(Hard Rock / Moderne Klassik / Moderner Jazz / Progressive) MOTORPSYCHO machten zuletzt 2010 mit dem monströsen Space-Rock-Album „Heavy Metal Fruit“ auf sich aufmerksam, das den unglaublichen Spagat zwischen entspannt vor sich hin groovendem Hard Rock und pechschwarzen Soundwänden im Sinne King Crimsons hinlegte. 2012 tut man sich nun mit dem Keyboarder Ståle Storløkken zusammen, der noch ein Streicherensemble und das Trondheim Jazz Orchestra an Bord holt, um mit „The Death Defying Unicorn“ noch einen draufzusetzen.
Dabei bleiben MOTORPSYCHO sich musikalisch prinzipiell treu: Dominanter, dröhnender, dabei sehr selbstbewusst bedienter Bass, fette, bratende Gitarren und unbarmherziges Schlagzeug. Gesang spielt bei den Norwegern keine besonders große Rolle, immer noch lauscht man vor allem instrumentalen Kolossen, die im einen Moment erstaunlich eingängig und griffig daherkommen, im nächsten zu undurchsichtigen, zähen Brocken mutieren, in die man sich erst mühevoll hineinfinden muss. Den wesentlichen Unterschied macht wohl tatsächlich der Beitrag Storløkkens und der Jazz- und Klassik-Musiker, die die ohnehin nicht leicht zu fassende Musik zu etwas vollkommen Neuem, noch nie Gehörtem mutieren lassen.

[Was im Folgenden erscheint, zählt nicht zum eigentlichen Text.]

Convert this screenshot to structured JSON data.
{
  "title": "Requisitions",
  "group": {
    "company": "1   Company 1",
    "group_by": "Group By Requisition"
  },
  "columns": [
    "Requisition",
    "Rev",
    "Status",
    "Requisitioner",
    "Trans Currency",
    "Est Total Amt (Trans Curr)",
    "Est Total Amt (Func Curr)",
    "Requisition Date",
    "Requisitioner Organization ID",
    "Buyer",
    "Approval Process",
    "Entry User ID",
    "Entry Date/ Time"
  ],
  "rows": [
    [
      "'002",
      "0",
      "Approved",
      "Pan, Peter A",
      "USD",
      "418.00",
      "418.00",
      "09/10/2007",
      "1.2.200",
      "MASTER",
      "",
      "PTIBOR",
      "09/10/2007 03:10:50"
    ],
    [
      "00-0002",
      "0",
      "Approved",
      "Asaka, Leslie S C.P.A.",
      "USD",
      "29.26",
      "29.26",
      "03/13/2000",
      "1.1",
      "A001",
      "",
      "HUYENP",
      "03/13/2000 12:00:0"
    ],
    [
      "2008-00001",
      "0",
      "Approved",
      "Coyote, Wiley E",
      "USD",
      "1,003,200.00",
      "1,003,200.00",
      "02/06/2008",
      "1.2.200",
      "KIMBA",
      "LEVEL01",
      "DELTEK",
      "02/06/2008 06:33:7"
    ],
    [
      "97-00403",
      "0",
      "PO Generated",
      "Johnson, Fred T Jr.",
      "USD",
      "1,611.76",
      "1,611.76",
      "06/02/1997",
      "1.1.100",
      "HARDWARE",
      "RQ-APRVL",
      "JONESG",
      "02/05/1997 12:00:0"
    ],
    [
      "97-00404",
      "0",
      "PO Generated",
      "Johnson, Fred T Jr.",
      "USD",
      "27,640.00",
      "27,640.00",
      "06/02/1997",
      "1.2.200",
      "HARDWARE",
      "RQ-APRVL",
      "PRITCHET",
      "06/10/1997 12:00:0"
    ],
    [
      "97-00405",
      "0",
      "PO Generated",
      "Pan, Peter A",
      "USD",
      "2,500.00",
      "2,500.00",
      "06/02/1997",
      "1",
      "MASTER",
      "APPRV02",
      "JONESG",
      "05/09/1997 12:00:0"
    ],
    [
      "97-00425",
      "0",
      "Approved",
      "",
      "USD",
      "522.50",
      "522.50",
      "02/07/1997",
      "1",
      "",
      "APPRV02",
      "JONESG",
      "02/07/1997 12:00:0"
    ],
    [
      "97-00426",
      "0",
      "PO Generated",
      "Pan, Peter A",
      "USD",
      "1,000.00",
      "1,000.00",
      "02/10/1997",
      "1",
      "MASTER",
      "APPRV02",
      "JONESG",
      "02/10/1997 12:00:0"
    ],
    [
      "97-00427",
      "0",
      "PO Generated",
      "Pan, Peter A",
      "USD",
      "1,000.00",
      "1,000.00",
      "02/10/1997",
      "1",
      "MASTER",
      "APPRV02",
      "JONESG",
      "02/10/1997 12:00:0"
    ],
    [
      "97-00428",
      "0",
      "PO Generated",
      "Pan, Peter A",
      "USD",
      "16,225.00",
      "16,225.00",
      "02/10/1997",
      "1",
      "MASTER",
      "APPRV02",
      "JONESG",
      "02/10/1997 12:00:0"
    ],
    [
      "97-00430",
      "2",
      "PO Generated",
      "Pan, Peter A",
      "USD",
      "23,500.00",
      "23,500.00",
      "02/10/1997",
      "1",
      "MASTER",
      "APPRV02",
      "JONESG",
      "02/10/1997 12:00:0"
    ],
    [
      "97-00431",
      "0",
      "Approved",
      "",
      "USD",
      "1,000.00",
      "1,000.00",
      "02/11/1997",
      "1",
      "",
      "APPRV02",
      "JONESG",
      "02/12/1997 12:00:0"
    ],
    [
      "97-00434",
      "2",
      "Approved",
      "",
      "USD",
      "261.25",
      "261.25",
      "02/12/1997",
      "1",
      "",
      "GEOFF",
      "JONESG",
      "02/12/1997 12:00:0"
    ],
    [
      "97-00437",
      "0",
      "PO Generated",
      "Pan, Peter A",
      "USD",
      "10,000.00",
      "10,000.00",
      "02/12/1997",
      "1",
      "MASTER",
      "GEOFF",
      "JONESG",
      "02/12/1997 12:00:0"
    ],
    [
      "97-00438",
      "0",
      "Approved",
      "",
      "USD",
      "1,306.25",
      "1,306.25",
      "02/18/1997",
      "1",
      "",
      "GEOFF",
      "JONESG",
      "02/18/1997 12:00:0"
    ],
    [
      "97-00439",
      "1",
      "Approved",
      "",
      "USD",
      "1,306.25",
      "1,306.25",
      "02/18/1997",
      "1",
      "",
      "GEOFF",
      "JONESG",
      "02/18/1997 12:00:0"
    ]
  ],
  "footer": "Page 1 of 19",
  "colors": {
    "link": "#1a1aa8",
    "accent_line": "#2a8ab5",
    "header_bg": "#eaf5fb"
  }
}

Bläser und Streicher sind es, die „Out Of The Woods“ und das anschließende, zugehörige „Hollow Land“ führen: Nervös und fragil, aber doch bestimmt und treibend bahnen sie sich den Weg in die Dunkelheit, aus der der Hörer zu keiner Sekunde mehr entlassen wird. Für irgendein Genre typisch klingt man nie, nur die Assoziationen sind bekannt. Mal geht es groovig wie im Stoner-, mal abgehoben wie im Space Rock zu, mal entspannt-gammelig wie im Psychedelic, mal gibt es introvertierte Klang-Collagen wie im traditionelleren Jazz, mal scheinbar unverknüpft nebeneinander stehende Instrumental-Tupfer wie im Free Jazz zu hören. Man kann erhaben klingen, locker, schüchtern, im nächsten Moment wieder todernst und brachial. Das eigentlich Unfassbare ist dabei noch vor der unkonventionellen, vielschichtigen Instrumentierung der Umstand, dass man es schafft, diese vollkommen gegensätzlichen Eindrücke logisch miteinander zu verknüpfen und den Hörer nicht vollkommen zu überfahren. So fremd „The Death Defying Unicorn“ für die Ohren klingt, so spannend ist es, die Geschichte des Konzeptalbums zu erkunden. Auch vollkommen ohne Texte bleiben die knappen anderthalb Stunden eine einzigartige Reise, die von Spannungsbögen nur so trieft und bei der man zu keiner Sekunde das Gefühl hat, die Protagonisten hätten in ihrer doch recht komplexen Klangwelt irgendwann selbst den Faden verloren.
Auf „The Death Defying Unicorn“ wird man keine Mitsing-Melodien finden, vermutlich werden während der ersten Hördurchläufe überhaupt wenige konkrete Höhepunkte hängenbleiben – die gibt es zwar auch, wie etwa im tieftraurigen „Oh, Proteus – A Prayer“ oder im berührenden, triumphalen „La Lethe“, sie sind jedoch nur das Sahnehäubchen auf einem Album, das gerade dadurch groß wird, dass es ohne klare Struktur auskommt und seine Geschlossenheit und seinen Sinn erst in seiner Gesamtheit offenbart. Für Freunde bildgewaltiger, unkonventioneller Musik, die, wenn überhaupt an etwas, am ehesten an Filmmusik oder modernen Jazz und ebensolche Klassik erinnert (dafür aber wiederum viel zu viel Eier hat), könnte „The Death Defying Unicorn“ so etwas wie der Heilige Gral sein. Mehr Vielfalt bei mehr innerer Logik, mehr Innovationswillen bei mehr Hörbarkeit ist dieser Tage wohl kaum auf dem Markt zu finden. Ich mag aufgrund der ausgesprochenen Seltsamkeit der Musik keine Kaufverpflichtung aussprechen, reinhören sollte aber absolut jeder, der ansatzweise etwas mit interessanter, unverbrauchter Musik anfangen kann.